[MD] Dewey's Zen
Andre
andrebroersen at gmail.com
Mon Mar 26 08:43:11 PDT 2012
dmb:
"...experiences come whole, pervaded by unifying qualities that demarcate them within the flux of our lives. If we want to find meaning, or the basis for meaning, we must therefore start with the qualitative unity that Dewey describes. The demarcating pervasive quality is, at first, unanalyzed, but it is the basis for subsequent analysis, thought, and development. Thought starts from this experienced whole, and only then does it introduce distinctions that carry it forward as inquiry".
Andre:
I'll have a go at this as well dmb though I do have questions as my philosophical background is limited. I think this part expresses what Pirsig means when he argues that Quality comes first, experience comes first from which static patterns of quality are abstracted.
Question I have regarding this section: what does the writer mean by '[experiences come whole], pervaded by unifying qualities that demarcate them... "?
"It is not wrong to say that we experience objects, properties, and relations, but it is wrong to say that these are primary in experience. What are primary are pervasive qualities of situations, within which we subsequently discriminate objects, properties, and relations".
Andre:
This, once again is similar to what Pirsig is saying, to suggest that subjects and objects are the starting point is wrong. Starting point is Quality, after which subjects and objects are abstracted. There is nothing wrong with subjects and objects per se. As Pirsig says, the MOQ does not trash the SOM. It contains the SOM within a larger system. The only thing it trashes is the SOM assertion that values are unreal.

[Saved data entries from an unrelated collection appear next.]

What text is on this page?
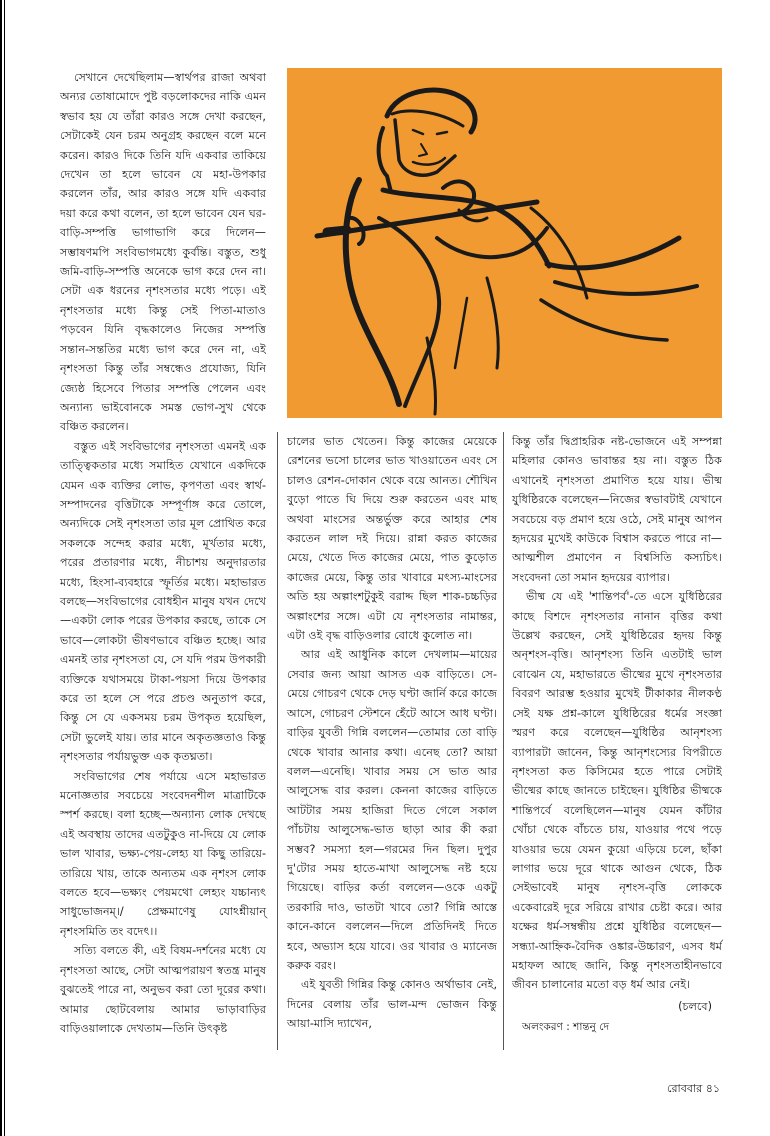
সেখানে দেখেছিলাম—স্বার্থপর রাজা অথবা অন্যর তোষামোদে পুষ্ট বড়লোকদের নাকি এমন স্বভাব হয় যে তাঁরা কারও সঙ্গে দেখা করছেন, সেটাকেই যেন চরম অনুগ্রহ করছেন বলে মনে করেন। কারও দিকে তিনি যদি একবার তাকিয়ে দেখেন তা হলে ভাবেন যে মহা-উপকার করলেন তাঁর, আর কারও সঙ্গে যদি একবার দয়া করে কথা বলেন, তা হলে ভাবেন যেন ঘর-বাড়ি-সম্পত্তি ভাগাভাগি করে দিলেন—সম্ভাষণমপি সংবিভাগমধ্যে কুর্বন্তি। বস্তুত, শুধু জমি-বাড়ি-সম্পত্তি অনেকে ভাগ করে দেন না। সেটা এক ধরনের নৃশংসতার মধ্যে পড়ে। এই নৃশংসতার মধ্যে কিন্তু সেই পিতা-মাতাও পড়বেন যিনি বৃদ্ধকালেও নিজের সম্পত্তি সন্তান-সন্ততির মধ্যে ভাগ করে দেন না, এই নৃশংসতা কিন্তু তাঁর সম্বন্ধেও প্রযোজ্য, যিনি জ্যেষ্ঠ হিসেবে পিতার সম্পত্তি পেলেন এবং অন্যান্য ভাইবোনকে সমস্ত ভোগ-সুখ থেকে বঞ্চিত করলেন।

বস্তুত এই সংবিভাগের নৃশংসতা এমনই এক তাত্ত্বিকতার মধ্যে সমাহিত যেখানে একদিকে যেমন এক ব্যক্তির লোভ, কৃপণতা এবং স্বার্থ-সম্পাদনের বৃত্তিটাকে সম্পূর্ণাঙ্গ করে তোলে, অন্যদিকে সেই নৃশংসতা তার মূল প্রোথিত করে সকলকে সন্দেহ করার মধ্যে, মূর্খতার মধ্যে, পরের প্রতারণার মধ্যে, নীচাশয় অনুদারতার মধ্যে, হিংসা-ব্যবহারে স্ফূর্তির মধ্যে। মহাভারত বলছে—সংবিভাগের বোধহীন মানুষ যখন দেখে—একটা লোক পরের উপকার করছে, তাকে সে ভাবে—লোকটা ভীষণভাবে বঞ্চিত হচ্ছে। আর এমনই তার নৃশংসতা যে, সে যদি পরম উপকারী ব্যক্তিকে যথাসময়ে টাকা-পয়সা দিয়ে উপকার করে তা হলে সে পরে প্রচণ্ড অনুতাপ করে, কিন্তু সে যে একসময় চরম উপকৃত হয়েছিল, সেটা ভুলেই যায়। তার মানে অকৃতজ্ঞতাও কিন্তু নৃশংসতার পর্যায়ভুক্ত এক কৃতঘ্নতা।

সংবিভাগের শেষ পর্যায়ে এসে মহাভারত মনোজ্ঞতার সবচেয়ে সংবেদনশীল মাত্রাটিকে স্পর্শ করছে। বলা হচ্ছে—অন্যান্য লোক দেখছে এই অবস্থায় তাদের এতটুকুও না-দিয়ে যে লোক ভাল খাবার, ভক্ষ্য-পেয়-লেহ্য যা কিছু তারিয়ে-তারিয়ে খায়, তাকে অন্যতম এক নৃশংস লোক বলতে হবে—ভক্ষ্যং পেয়মথো লেহ্যং যচ্চান্যৎ সাধুভোজনম্‌।/ প্রেক্ষমাণেষু যোঽশ্নীয়ান্ নৃশংসমিতি তং বদেৎ।।

সত্যি বলতে কী, এই বিষম-দর্শনের মধ্যে যে নৃশংসতা আছে, সেটা আত্মপরায়ণ স্বতন্ত্র মানুষ বুঝতেই পারে না, অনুভব করা তো দূরের কথা। আমার ছোটবেলায় আমার ভাড়াবাড়ির বাড়িওয়ালাকে দেখতাম—তিনি উৎকৃষ্ট

চালের ভাত খেতেন। কিন্তু কাজের মেয়েকে রেশনের ভসো চালের ভাত খাওয়াতেন এবং সে চালও রেশন-দোকান থেকে বয়ে আনত। শৌখিন বুড়ো পাতে ঘি দিয়ে শুরু করতেন এবং মাছ অথবা মাংসের অন্তর্ভুক্ত করে আহার শেষ করতেন লাল দই দিয়ে। রান্না করত কাজের মেয়ে, খেতে দিত কাজের মেয়ে, পাত কুড়োত কাজের মেয়ে, কিন্তু তার খাবারে মৎস্য-মাংসের অতি হয় অল্পাংশটুকুই বরাদ্দ ছিল শাক-চচ্চড়ির অল্পাংশের সঙ্গে। এটা যে নৃশংসতার নামান্তর, এটা ওই বৃদ্ধ বাড়িওলার বোধে কুলোত না।

আর এই আধুনিক কালে দেখলাম—মায়ের সেবার জন্য আয়া আসত এক বাড়িতে। সে-মেয়ে গোচরণ থেকে দেড় ঘণ্টা জার্নি করে কাজে আসে, গোচরণ স্টেশনে হেঁটে আসে আধ ঘণ্টা। বাড়ির যুবতী গিন্নি বললেন—তোমার তো বাড়ি থেকে খাবার আনার কথা। এনেছ তো? আয়া বলল—এনেছি। খাবার সময় সে ভাত আর আলুসেদ্ধ বার করল। কেননা কাজের বাড়িতে আটটার সময় হাজিরা দিতে গেলে সকাল পাঁচটায় আলুসেদ্ধ-ভাত ছাড়া আর কী করা সম্ভব? সমস্যা হল—গরমের দিন ছিল। দুপুর দু'টোর সময় হাতে-মাখা আলুসেদ্ধ নষ্ট হয়ে গিয়েছে। বাড়ির কর্তা বললেন—ওকে একটু তরকারি দাও, ভাতটা খাবে তো? গিন্নি আস্তে কানে-কানে বললেন—দিলে প্রতিদিনই দিতে হবে, অভ্যাস হয়ে যাবে। ওর খাবার ও ম্যানেজ করুক বরং।

এই যুবতী গিন্নির কিন্তু কোনও অর্থাভাব নেই, দিনের বেলায় তাঁর ভাল-মন্দ ভোজন কিন্তু আয়া-মাসি দ্যাখেন,

কিন্তু তাঁর দ্বিপ্রাহরিক নষ্ট-ভোজনে এই সম্পন্না মহিলার কোনও ভাবান্তর হয় না। বস্তুত ঠিক এখানেই নৃশংসতা প্রমাণিত হয়ে যায়। ভীষ্ম যুধিষ্ঠিরকে বলেছেন—নিজের স্বভাবটাই যেখানে সবচেয়ে বড় প্রমাণ হয়ে ওঠে, সেই মানুষ আপন হৃদয়ের মুখেই কাউকে বিশ্বাস করতে পারে না—আত্মশীল প্রমাণেন ন বিশ্বসিতি কস্যচিৎ। সংবেদনা তো সমান হৃদয়ের ব্যাপার।

ভীষ্ম যে এই 'শান্তিপর্ব'-তে এসে যুধিষ্ঠিরের কাছে বিশদে নৃশংসতার নানান বৃত্তির কথা উল্লেখ করছেন, সেই যুধিষ্ঠিরের হৃদয় কিন্তু অনৃশংস-বৃত্তি। আনৃশংস্য তিনি এতটাই ভাল বোঝেন যে, মহাভারতে ভীষ্মের মুখে নৃশংসতার বিবরণ আরম্ভ হওয়ার মুখেই টীকাকার নীলকণ্ঠ সেই যক্ষ প্রশ্ন-কালে যুধিষ্ঠিরের ধর্মের সংজ্ঞা স্মরণ করে বলেছেন—যুধিষ্ঠির আনৃশংস্য ব্যাপারটা জানেন, কিন্তু আনৃশংস্যের বিপরীতে নৃশংসতা কত কিসিমের হতে পারে সেটাই ভীষ্মের কাছে জানতে চাইছেন। যুধিষ্ঠির ভীষ্মকে শান্তিপর্বে বলেছিলেন—মানুষ যেমন কাঁটার খোঁচা থেকে বাঁচতে চায়, যাওয়ার পথে পড়ে যাওয়ার ভয়ে যেমন কুয়ো এড়িয়ে চলে, ছাঁকা লাগার ভয়ে দূরে থাকে আগুন থেকে, ঠিক সেইভাবেই মানুষ নৃশংস-বৃত্তি লোককে একেবারেই দূরে সরিয়ে রাখার চেষ্টা করে। আর যক্ষের ধর্ম-সম্বন্ধীয় প্রশ্নে যুধিষ্ঠির বলেছেন—সন্ধ্যা-আহ্নিক-বৈদিক ওঙ্কার-উচ্চারণ, এসব ধর্ম মহাফল আছে জানি, কিন্তু নৃশংসতাহীনভাবে জীবন চালানোর মতো বড় ধর্ম আর নেই।

(চলবে)
অলংকরণ : শান্তনু দে
রোববার ৪১
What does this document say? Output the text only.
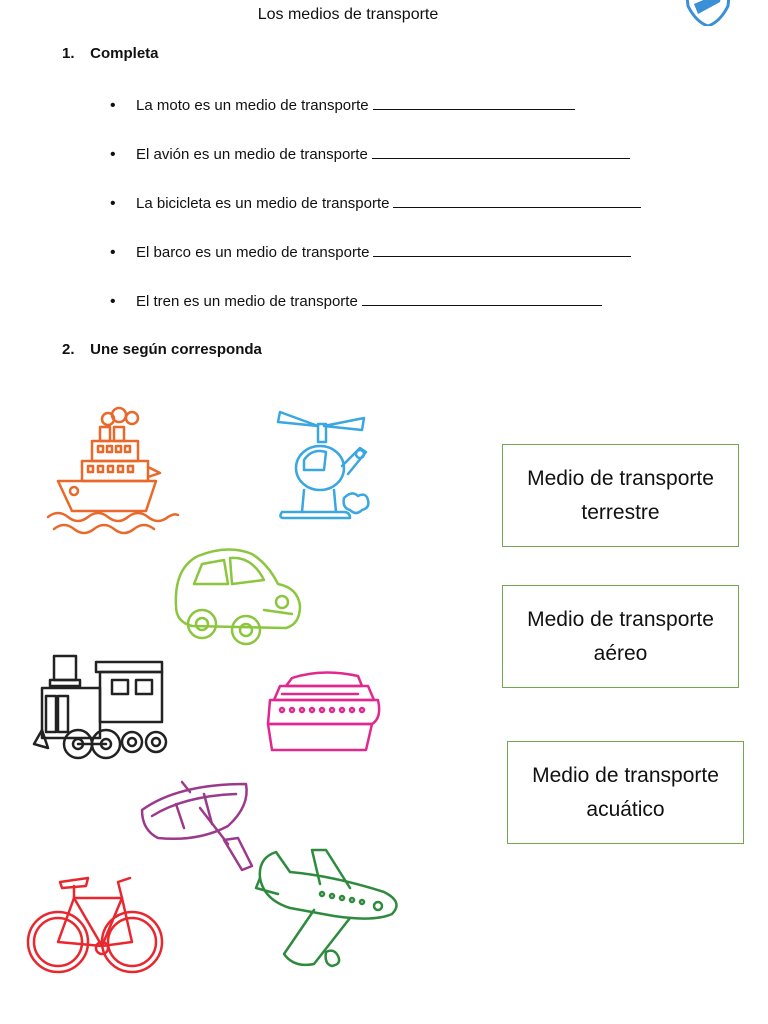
Los medios de transporte
1. Completa
•	La moto es un medio de transporte
•	El avión es un medio de transporte
•	La bicicleta es un medio de transporte
•	El barco es un medio de transporte
•	El tren es un medio de transporte
2. Une según corresponda
Medio de transporte
terrestre
Medio de transporte
aéreo
Medio de transporte
acuático
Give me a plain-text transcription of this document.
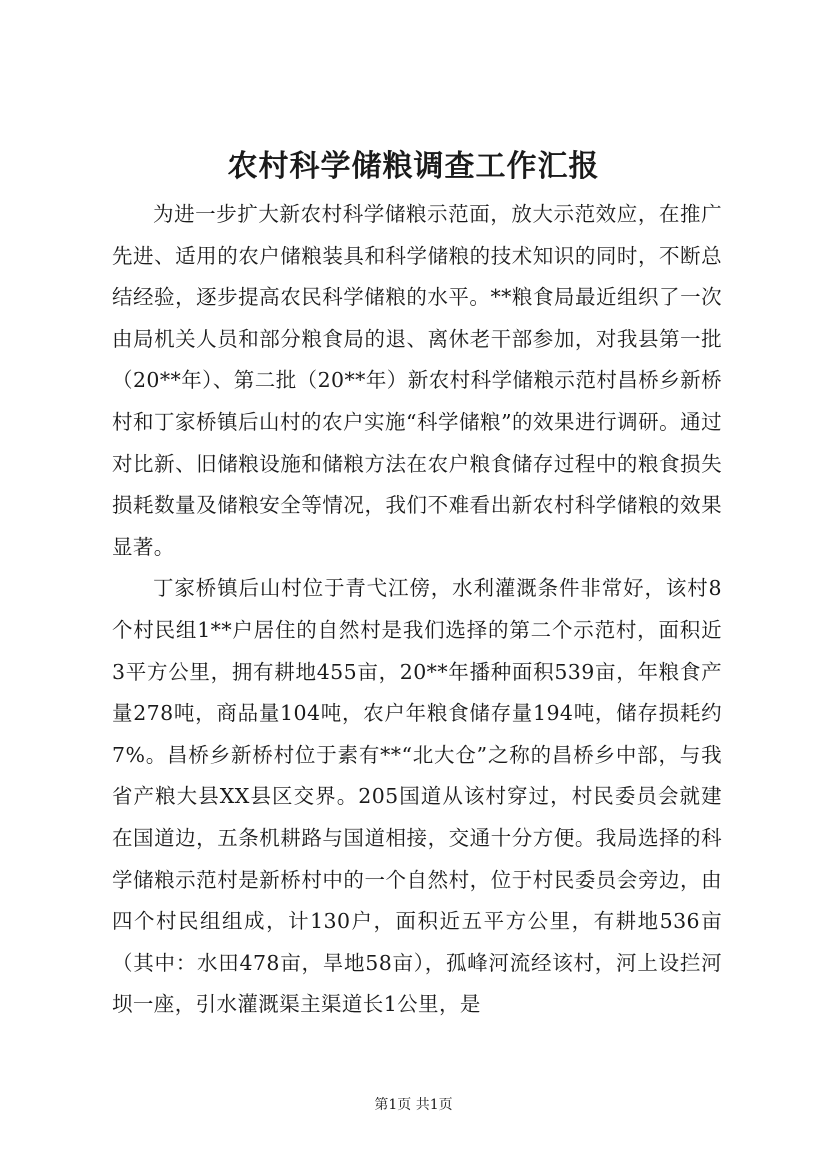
农村科学储粮调查工作汇报

为进一步扩大新农村科学储粮示范面，放大示范效应，在推广先进、适用的农户储粮装具和科学储粮的技术知识的同时，不断总结经验，逐步提高农民科学储粮的水平。**粮食局最近组织了一次由局机关人员和部分粮食局的退、离休老干部参加，对我县第一批（20**年）、第二批（20**年）新农村科学储粮示范村昌桥乡新桥村和丁家桥镇后山村的农户实施“科学储粮”的效果进行调研。通过对比新、旧储粮设施和储粮方法在农户粮食储存过程中的粮食损失损耗数量及储粮安全等情况，我们不难看出新农村科学储粮的效果显著。

丁家桥镇后山村位于青弋江傍，水利灌溉条件非常好，该村8个村民组1**户居住的自然村是我们选择的第二个示范村，面积近3平方公里，拥有耕地455亩，20**年播种面积539亩，年粮食产量278吨，商品量104吨，农户年粮食储存量194吨，储存损耗约7%。昌桥乡新桥村位于素有**“北大仓”之称的昌桥乡中部，与我省产粮大县XX县区交界。205国道从该村穿过，村民委员会就建在国道边，五条机耕路与国道相接，交通十分方便。我局选择的科学储粮示范村是新桥村中的一个自然村，位于村民委员会旁边，由四个村民组组成，计130户，面积近五平方公里，有耕地536亩（其中：水田478亩，旱地58亩），孤峰河流经该村，河上设拦河坝一座，引水灌溉渠主渠道长1公里，是

第1页 共1页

"Dewey took great pains to remind us that the primary locus of human experience is not atomistic sense impressions, but rather what he called a "situation," by which he meant, not just our physical setting, but the whole complex of physical, biological, social, and cultural conditions that constitute any given experience?experience taken in its fullest, deepest, richest, broadest sense".
Andre:
Yes, though the MOQ suggests that 'the primary locus of human experience' is DQ, that is undifferentiated, the inorganic,organic,social and intellectual patterns come later. Unless I read this wrongly.
"Mind, on this view, is neither a willful creator of experience, nor is it a mere window to objective mind-independent reality. Mind is a functional aspect of experience that emerges when it becomes possible for us to share meanings, to inquire into the meaning of a situation, and to initiate action that transforms, or remakes, that situation".
Andre:
The MOQ seems to say the same thing re 'mind'. "Mind" as subject is the intellectual level. It emerged out of the social level. I.e sharing meanings.
"The pervasive quality of a situation is not limited merely to sensible perception or motor interactions. Thinking is action, and so "acts of thought" also constitute situations that must have pervasive qualities. Even our best scientific thinking stems from the grasp of qualities".
Andre:
The MOQ defines the intellectual level as the manipulation of symbols that stand for patterns of experience. It is similar to inorganic,organic and social 'interactions' displaying ever expanding freedom at subsequent levels. (inorganic low...intellectual high)
"And perhaps my favorite....
The crux of Dewey's entire argument is that what we call thinking, or reasoning, or logical inference could not even exist without the felt qualities of situations: "The underlying unity of qualitativeness regulates pertinence or relevancy and force of every distinction and relation; it guides selection and rejection and the manner of utilization of all explicit terms."
Andre:
I guess the writer stresses the affective side here as being an inherent part of the intellectual process, which when 'combined' results in an intuitive awareness of unity. This awareness of unity regulates ones actions (select or reject) at all levels.
Bah, this sounds clumsy but I am interested in getting some feedback on this prof. Buchanan!